Wed Sep 14 01:26:35 PDT 2005

Matthew Dillon wrote:
    I don't agree re: SCSI RAID.  It used to be true that SCSI was 
    superior not just in the reliability of the bus protocol but also
    in the actual hardware.  I remember back in the day when seagate 
    waxed poetic about all the work they did to make their SCSI drives
    more robust, and I gladly paid for SCSI drives.
Well, having worked for Seagate, maybe I'm just spouting their KoolAid 
here. :-)  But the production quality of the components which went into 
SCSI drives far exceeded those for the ATA line (which was extremely 
cost-sensitive compared to the SCSI line).

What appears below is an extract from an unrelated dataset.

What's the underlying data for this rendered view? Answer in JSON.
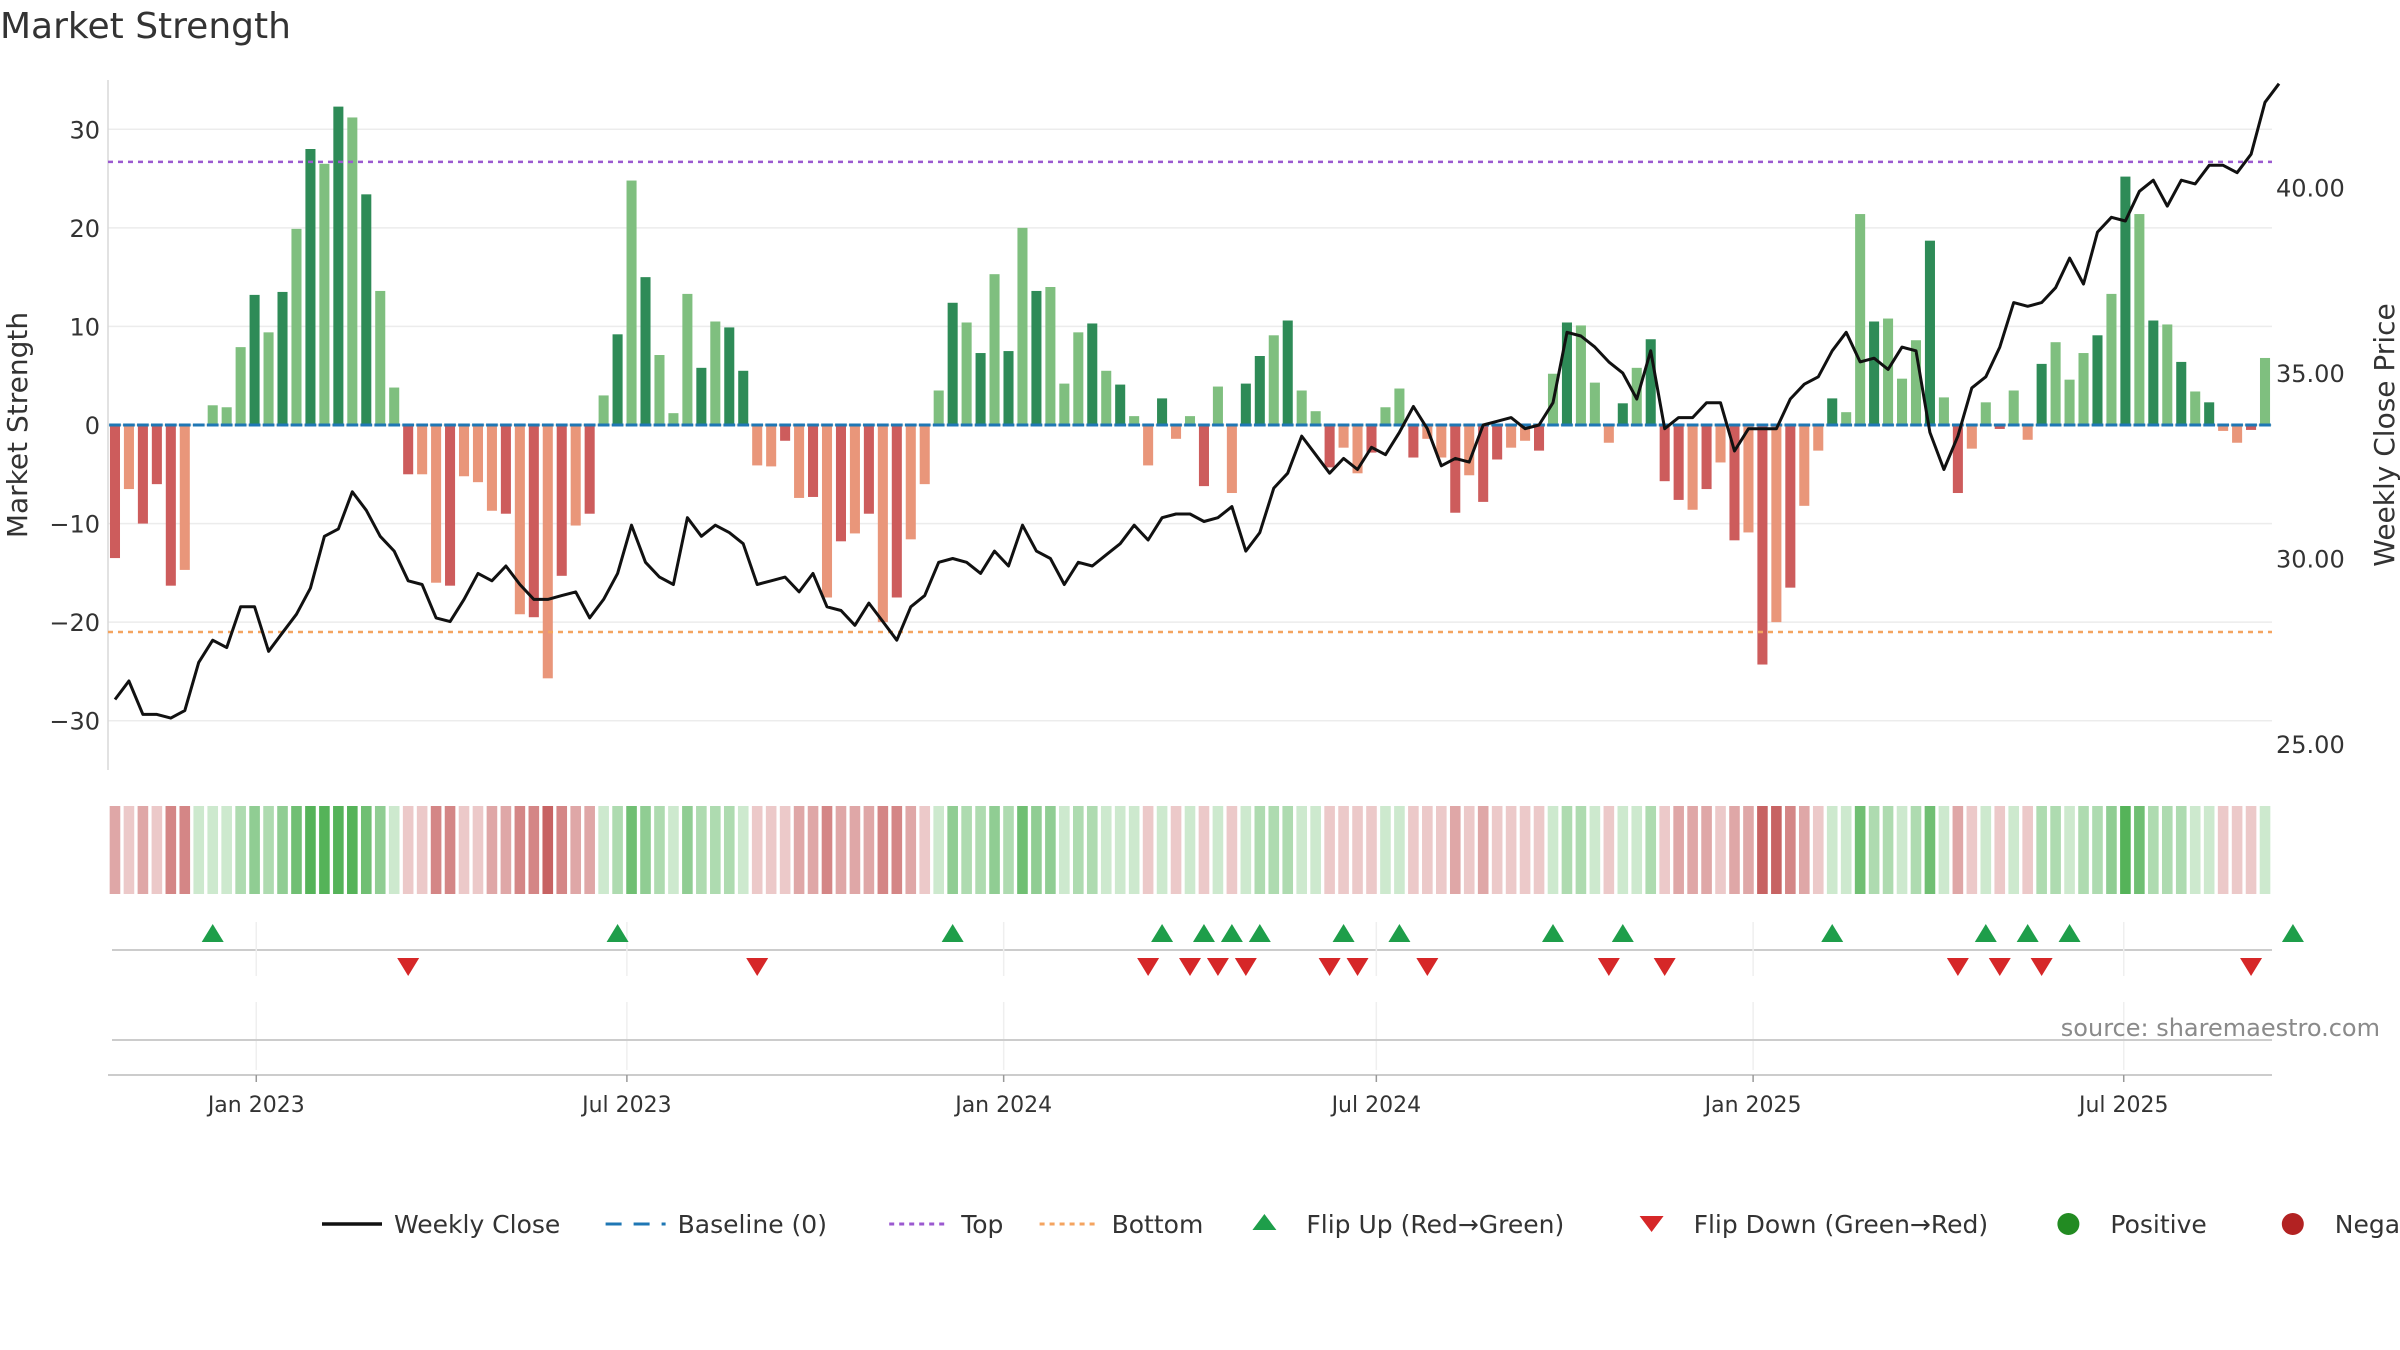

I'm not saying *you* should consider SCSI... just that if you're running 
something which requires serious uptime (as in it's unacceptable to have 
more than a second of downtime per year), you're pretty much looking at 
SCSI.  Actually, you're pretty much looking at an EMC box or somesuch, 
which will use SCSI only.  And having an EMC apps engineer on call 24/7.

It's simple statistics: if you need 99.999% uptime, then your components 
have to be much better, and you're going to pay a pretty penny for even 
marginal improvements.  (On the flip side, most people who say they need 
99.999% uptime suddenly don't when they find out just how expensive it 
is. :-)

    SATA is clearly just as reliable a bus protocol.
Yes and no.  ATA's protocol is reliable (even though the signalling 
sucks)... it's more that the chipset vendors (mostly) play fast and 
loose with the rules.  (I've been extremely disappointed by the 
deteriorating quality of chipsets and flagrant lack of testing.)

I've already seen one SATA setup go completely unreliable thanks to a 
chipset which had a tendency to freeze the north bus when attached to an 
NCQ SATA drive.

    Also, modern drives have far
    fewer moving parts and far smaller (and fewer) heads,
Smaller isn't necessarily better.  Smaller sliders (the black thing you 
can actually see) *are* good, because when they hit the disk (and they 
will, even on a disk which appears to be operating at 100%) it means 
less mass, less momentum, less debris.  The head itself, though, is also 
smaller, which is bad -- it takes less to start eroding away the GMR stripe.

I don't think there is that much of a difference in the number of moving 
parts -- in fact, IBM added more a few years back when they started 
doing load/unload of the head off the platters during power down.  (I 
think, but am not sure, that this has been pretty much replaced with 
laser texturing a zone on the platters so you can park the head there.)

>     and its hard
    to differentiate the robustness for commercial vs consumer models
    by using (e.g.) more robust materials because of that.
Keep in mind that some fancy, new robust materials end up not working 
out so well.  Generally, the newest technology goes to laptop drives 
first (where it's all about trying to squeeze as much as possible on 
those 2.5" platters), then to consumer desktops, then (once it's proven) 
to the enterprise lines.

    Software raid is a fine solution as long as your computer doesn't
    crash and as long as you have the extra cpu and bandwidth to spare.
    i.e. it can handle drive faults just fine, but it isn't so good handling
    operating system faults or power failures due to the lack of
    battery-backed cache, and it costs a lot of extra cpu to do something
    like RAID-5 in software.
Never had a crash with Vinum on FreeBSD 4.x; on Linux, it will rebuild 
the RAID array in the background after a crash.  (It's slow, but if you 
have the CPU to spare, you can probably afford to let it run overnight 
like me).

All the above in mind, when I finish configuring my new server, it'll 
use the exact setup you're describing: 3Ware SATA RAID.  (My old server 
got zapped due to a direct lightning hit to my old house days before we 
left... need to get into the new place before I get everything out of 
storage...)